Not all beliefs behave like mathematical probabilities. Since the mathematical probability calculus seems to work very well, it is desirable that a valid interpretation of probabilities should not be in contradiction with this mathematical theory. In probability calculus, the probabilities of all possible outcomes should add to 1. But in principle, a foolish person might have a belief of 1/2 in each of the six outcomes of a dice throw, even though their subjective probabilities then add to 3.

To remedy this, subjectivists say that only consistent beliefs are probabilities, as it can be shown that whenever someones beliefs are consistent, their beliefs do behave like mathematical probabilities. But again this interpretation has its own difficulties. In practice, most people’s beliefs are not consistent, which is demonstrated for example by various psychological experiments conducted by Kahneman and Tversky. This inconsistency is also illustrated by the following question posed by Allais in 1953.

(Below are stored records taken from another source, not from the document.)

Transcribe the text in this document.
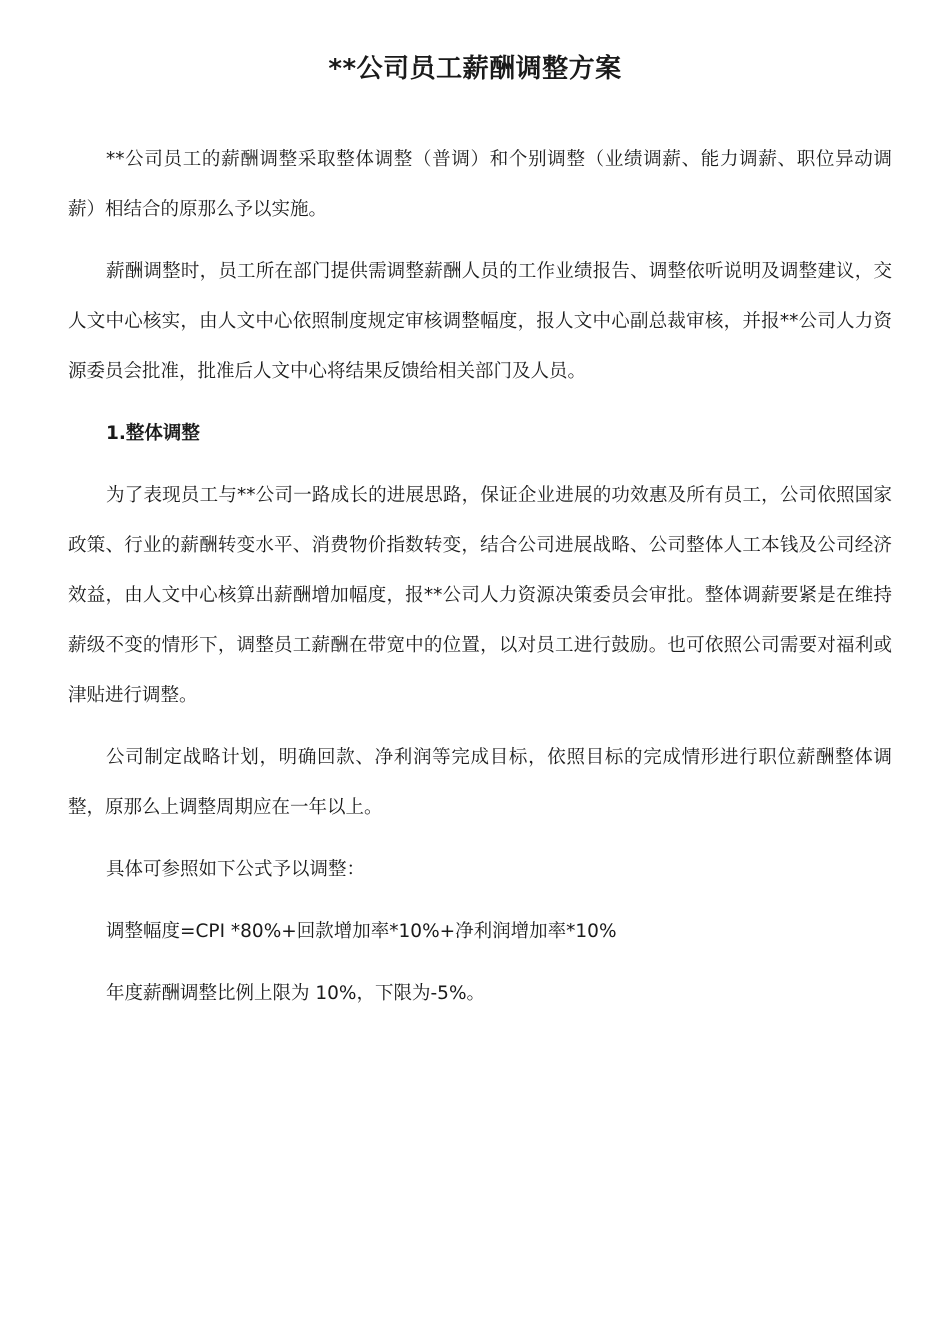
**公司员工薪酬调整方案

**公司员工的薪酬调整采取整体调整（普调）和个别调整（业绩调薪、能力调薪、职位异动调薪）相结合的原那么予以实施。

薪酬调整时，员工所在部门提供需调整薪酬人员的工作业绩报告、调整依听说明及调整建议，交人文中心核实，由人文中心依照制度规定审核调整幅度，报人文中心副总裁审核，并报**公司人力资源委员会批准，批准后人文中心将结果反馈给相关部门及人员。

1.整体调整

为了表现员工与**公司一路成长的进展思路，保证企业进展的功效惠及所有员工，公司依照国家政策、行业的薪酬转变水平、消费物价指数转变，结合公司进展战略、公司整体人工本钱及公司经济效益，由人文中心核算出薪酬增加幅度，报**公司人力资源决策委员会审批。整体调薪要紧是在维持薪级不变的情形下，调整员工薪酬在带宽中的位置，以对员工进行鼓励。也可依照公司需要对福利或津贴进行调整。

公司制定战略计划，明确回款、净利润等完成目标，依照目标的完成情形进行职位薪酬整体调整，原那么上调整周期应在一年以上。

具体可参照如下公式予以调整：

调整幅度=CPI *80%+回款增加率*10%+净利润增加率*10%

年度薪酬调整比例上限为 10%，下限为-5%。
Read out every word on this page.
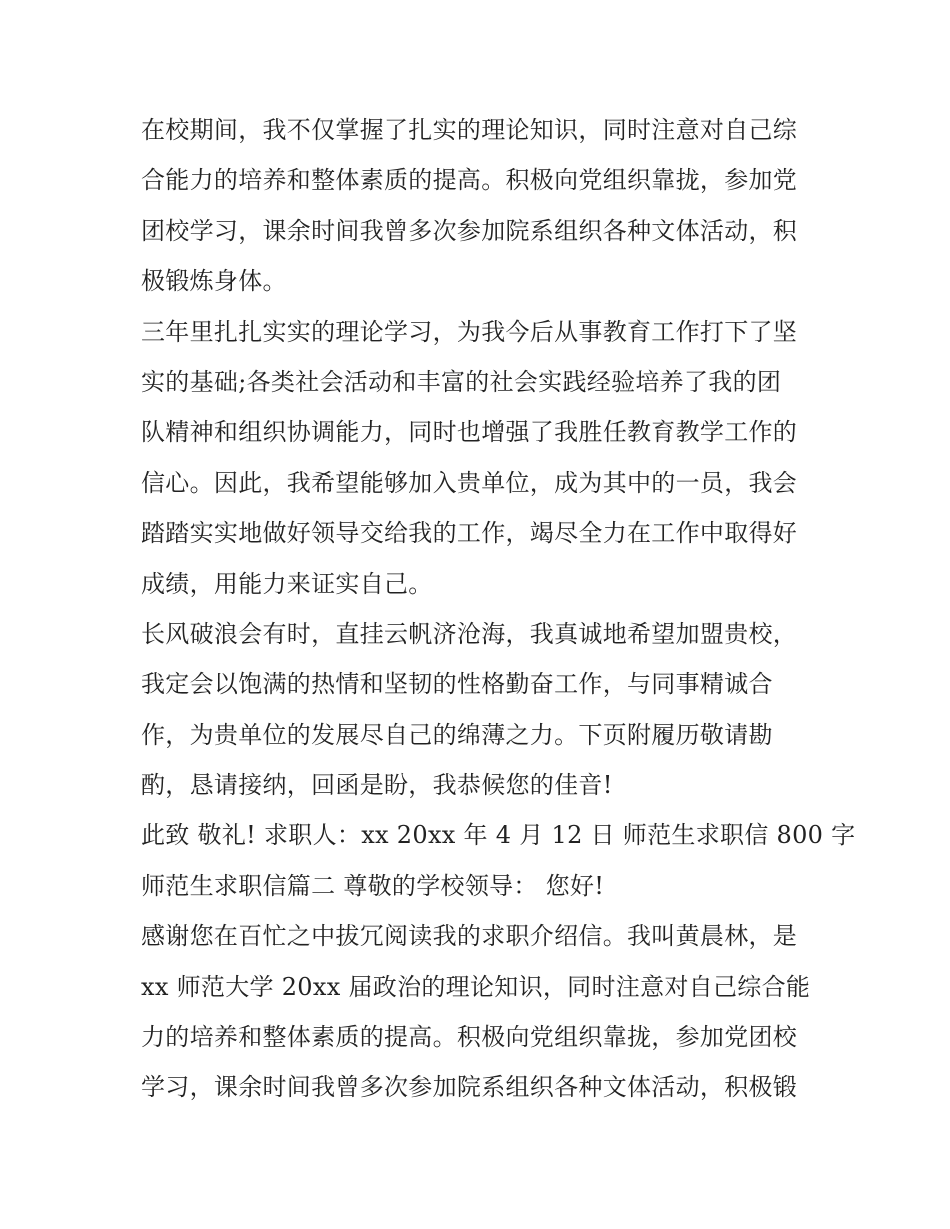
在校期间，我不仅掌握了扎实的理论知识，同时注意对自己综
合能力的培养和整体素质的提高。积极向党组织靠拢，参加党
团校学习，课余时间我曾多次参加院系组织各种文体活动，积
极锻炼身体。
三年里扎扎实实的理论学习，为我今后从事教育工作打下了坚
实的基础;各类社会活动和丰富的社会实践经验培养了我的团
队精神和组织协调能力，同时也增强了我胜任教育教学工作的
信心。因此，我希望能够加入贵单位，成为其中的一员，我会
踏踏实实地做好领导交给我的工作，竭尽全力在工作中取得好
成绩，用能力来证实自己。
长风破浪会有时，直挂云帆济沧海，我真诚地希望加盟贵校，
我定会以饱满的热情和坚韧的性格勤奋工作，与同事精诚合
作，为贵单位的发展尽自己的绵薄之力。下页附履历敬请勘
酌，恳请接纳，回函是盼，我恭候您的佳音!
此致 敬礼! 求职人：xx 20xx 年 4 月 12 日 师范生求职信 800 字
师范生求职信篇二 尊敬的学校领导： 您好!
感谢您在百忙之中拔冗阅读我的求职介绍信。我叫黄晨林，是
xx 师范大学 20xx 届政治的理论知识，同时注意对自己综合能
力的培养和整体素质的提高。积极向党组织靠拢，参加党团校
学习，课余时间我曾多次参加院系组织各种文体活动，积极锻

Consider two different scenarios. In scenario 1 you are given the following choice

  • 1A receive a lottery ticket that wins 1 billion euros with probability 11%, and nothing with probability 89%
  • 1B receive a lottery ticket that wins 5 billion euros with probability 10%, and nothing with probability 90%.

Which of these two options would you prefer?

In scenario 2 you have two different options

  • 2A receive 1 billion euros
  • 2B receive a lottery ticket that wins 1 billion euros with probability 89%, nothing with probability 1% and 5 billion euros with probability 10%.

Which of these two other options would you prefer in this scenario?

If, like many other people, you prefer options 1B and 2A, then your beliefs are inconsistent. In scenario 2 you believe that a 1% chance to lose 1 billion euros outweighs a 10% chance to win an additional 4 billion, while in scenario 1 you believe the reverse.

It could also be considered unsatisfactory that this interpretation ascribes multiple probabilities to a single event, based on which information you have on the situation in question. We would like to be able to talk about the probability of throwing six with a fair die, not just about your probability of doing so.

Further thoughts & questions

Which of these interpretations seems most convincing to you? Is one of these interpretations correct? It could be the case that the meaning of the term ‘probability’ differs in different contexts, so the different interpretations could just apply to different situations. Maybe you have your own views on how to interpret probabilities. There is definitely much more to be said on this topic, and likely this article will leave you with many questions to ponder and mull over.